Her father opted to stay in California and Foster worked for him during the summers since age 14 before joining him full time when she finished high school. When her father closed his business around 1992, Foster had options.

"I realized I didn't want to stay there," she said of California.

She moved to Eagan to help her aunt with her three infants, and ventured up north again with her now ex-husband, whose family had a home on Gull Lake. Foster didn't realize then that Gull Lake was synonymous with Nisswa. When driving north, she recognized Paul Bunyan Land, at its former location at Highways 371 and 210, and realized where she was.

She lived in the Twin Cities and had a home on Roy Lake before finally moving to Nisswa permanently with her daughters, Chloe and Sophie, in 2005.

"I was meant to be here," Foster said with a laugh, saying mosquitoes have never bothered her.

She began volunteering right away, first as a coach for her daughters' softball and soccer teams through Nisswa Park and Recreation. Coaches were needed, and Foster thought, "Why not?"

Then one day Penny Stumvoll - who lived nearby and was a Nisswa Women of Today member - let her dog out and it ended up at Foster's house. Foster returned Stumvoll's dog and noticed she was all dressed up. She learned it was for the Nisswa Women of Today Fashion Show, and Foster immediately signed on as a member.

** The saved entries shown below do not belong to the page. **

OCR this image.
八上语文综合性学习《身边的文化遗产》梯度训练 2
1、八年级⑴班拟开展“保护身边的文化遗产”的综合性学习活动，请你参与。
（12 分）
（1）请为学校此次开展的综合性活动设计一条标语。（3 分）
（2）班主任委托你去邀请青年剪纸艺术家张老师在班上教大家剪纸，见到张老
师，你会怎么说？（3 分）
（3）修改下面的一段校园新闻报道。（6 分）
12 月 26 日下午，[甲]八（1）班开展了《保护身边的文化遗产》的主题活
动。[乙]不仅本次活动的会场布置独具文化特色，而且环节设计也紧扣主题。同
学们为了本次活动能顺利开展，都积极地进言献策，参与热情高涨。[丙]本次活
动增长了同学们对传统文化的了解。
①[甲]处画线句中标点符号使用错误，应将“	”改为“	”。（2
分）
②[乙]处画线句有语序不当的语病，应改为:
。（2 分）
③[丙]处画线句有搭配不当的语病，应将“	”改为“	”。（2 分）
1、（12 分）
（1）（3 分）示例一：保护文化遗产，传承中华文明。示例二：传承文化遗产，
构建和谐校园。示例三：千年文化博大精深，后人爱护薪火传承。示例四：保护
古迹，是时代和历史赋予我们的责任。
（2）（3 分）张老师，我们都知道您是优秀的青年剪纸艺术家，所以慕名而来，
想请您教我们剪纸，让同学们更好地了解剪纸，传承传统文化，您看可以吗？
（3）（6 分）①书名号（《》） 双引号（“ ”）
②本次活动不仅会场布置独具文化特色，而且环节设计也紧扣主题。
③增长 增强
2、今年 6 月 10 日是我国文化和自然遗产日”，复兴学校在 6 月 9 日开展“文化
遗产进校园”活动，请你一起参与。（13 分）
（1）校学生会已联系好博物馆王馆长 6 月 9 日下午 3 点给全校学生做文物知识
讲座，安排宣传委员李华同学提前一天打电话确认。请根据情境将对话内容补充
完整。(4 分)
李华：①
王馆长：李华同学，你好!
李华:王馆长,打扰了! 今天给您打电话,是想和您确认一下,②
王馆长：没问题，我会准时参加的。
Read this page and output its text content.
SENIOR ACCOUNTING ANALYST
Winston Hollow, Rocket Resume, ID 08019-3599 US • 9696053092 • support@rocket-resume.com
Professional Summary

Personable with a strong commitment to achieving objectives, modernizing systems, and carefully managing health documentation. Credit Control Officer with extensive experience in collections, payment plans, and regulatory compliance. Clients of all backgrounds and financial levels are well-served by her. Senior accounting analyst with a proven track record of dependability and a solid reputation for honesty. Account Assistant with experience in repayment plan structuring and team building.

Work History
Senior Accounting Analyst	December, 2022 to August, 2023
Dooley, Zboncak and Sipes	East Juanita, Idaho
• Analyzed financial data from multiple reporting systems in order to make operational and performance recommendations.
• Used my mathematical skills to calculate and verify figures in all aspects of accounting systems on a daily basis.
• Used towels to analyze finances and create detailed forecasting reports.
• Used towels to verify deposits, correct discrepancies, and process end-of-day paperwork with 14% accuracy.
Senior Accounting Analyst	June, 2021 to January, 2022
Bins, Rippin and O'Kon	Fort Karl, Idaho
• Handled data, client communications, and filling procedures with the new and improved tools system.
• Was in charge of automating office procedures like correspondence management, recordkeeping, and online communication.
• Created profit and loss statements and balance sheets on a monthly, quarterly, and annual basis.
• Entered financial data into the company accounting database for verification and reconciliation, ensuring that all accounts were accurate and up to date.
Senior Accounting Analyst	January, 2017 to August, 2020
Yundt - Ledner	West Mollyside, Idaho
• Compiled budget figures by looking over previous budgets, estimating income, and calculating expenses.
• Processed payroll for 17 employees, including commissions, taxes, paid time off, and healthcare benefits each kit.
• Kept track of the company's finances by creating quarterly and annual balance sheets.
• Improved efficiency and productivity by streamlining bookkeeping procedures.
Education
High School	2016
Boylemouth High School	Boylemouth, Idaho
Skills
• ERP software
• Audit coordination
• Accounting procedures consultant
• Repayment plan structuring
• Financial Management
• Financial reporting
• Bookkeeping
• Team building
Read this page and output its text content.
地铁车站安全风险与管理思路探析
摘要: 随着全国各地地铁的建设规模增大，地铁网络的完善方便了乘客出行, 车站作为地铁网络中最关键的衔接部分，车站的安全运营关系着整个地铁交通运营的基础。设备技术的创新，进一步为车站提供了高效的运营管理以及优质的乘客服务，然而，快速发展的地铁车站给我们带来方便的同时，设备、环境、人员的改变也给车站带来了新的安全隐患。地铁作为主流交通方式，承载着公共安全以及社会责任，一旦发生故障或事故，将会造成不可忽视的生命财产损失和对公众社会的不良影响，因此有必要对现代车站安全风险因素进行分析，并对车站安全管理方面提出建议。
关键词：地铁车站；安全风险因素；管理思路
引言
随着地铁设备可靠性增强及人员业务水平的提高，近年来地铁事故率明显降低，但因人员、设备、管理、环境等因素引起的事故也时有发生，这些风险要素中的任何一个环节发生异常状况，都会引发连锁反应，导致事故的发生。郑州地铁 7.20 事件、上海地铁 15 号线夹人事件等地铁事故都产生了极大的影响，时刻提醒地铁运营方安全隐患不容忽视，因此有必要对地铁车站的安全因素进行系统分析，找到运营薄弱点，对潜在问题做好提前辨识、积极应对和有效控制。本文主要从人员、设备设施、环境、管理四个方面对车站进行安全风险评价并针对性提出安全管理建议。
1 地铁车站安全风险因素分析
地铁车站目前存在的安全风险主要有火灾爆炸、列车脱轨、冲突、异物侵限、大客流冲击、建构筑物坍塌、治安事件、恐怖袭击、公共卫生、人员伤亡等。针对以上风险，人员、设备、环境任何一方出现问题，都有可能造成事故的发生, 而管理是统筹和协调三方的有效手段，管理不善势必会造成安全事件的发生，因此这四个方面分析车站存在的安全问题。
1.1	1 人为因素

She was assigned to fundraising and gathering donations for the fashion show.

"My heart was full - no one was turning me down," Foster said. "I was blown away."

Foster has volunteered with the Nisswa Winter Jubilee for the past nine years, Run for the Lakes Marathon, and she and her daughters have volunteered at the Frozen Fore pancake breakfast. She served on the Nisswa Chamber Board for six years, and was a Nisswa City Council member.

She realized she would have loved to volunteer in California but the opportunities never presented themselves.

"What a way to get out of your own circle and expand opportunities in life," Foster said, whether that's meeting new people, finding a new job or having a fun adventure. "Volunteerism in this community has been absolutely amazing."

While homeschooling her daughters, Foster brought them with her to volunteer events and made them part of the educational curriculum.

"It couldn't have been a better fit with how and what I was trying to teach my kids," she said.

Now that her daughters are grown, Foster decided to get her real estate license and works for Positive Realty in Nisswa.

But she's still volunteering her time to her community - "Being a volunteer is part of who I am," she said - and enjoying life in Nisswa.

Living the first part of her life in California, she never saw high school friends after graduation until she discovered Facebook.

"Here, you have to be careful what time you go to Schaefer's (Foods) or the post office," Foster said with a laugh, because you encounter so many people you know.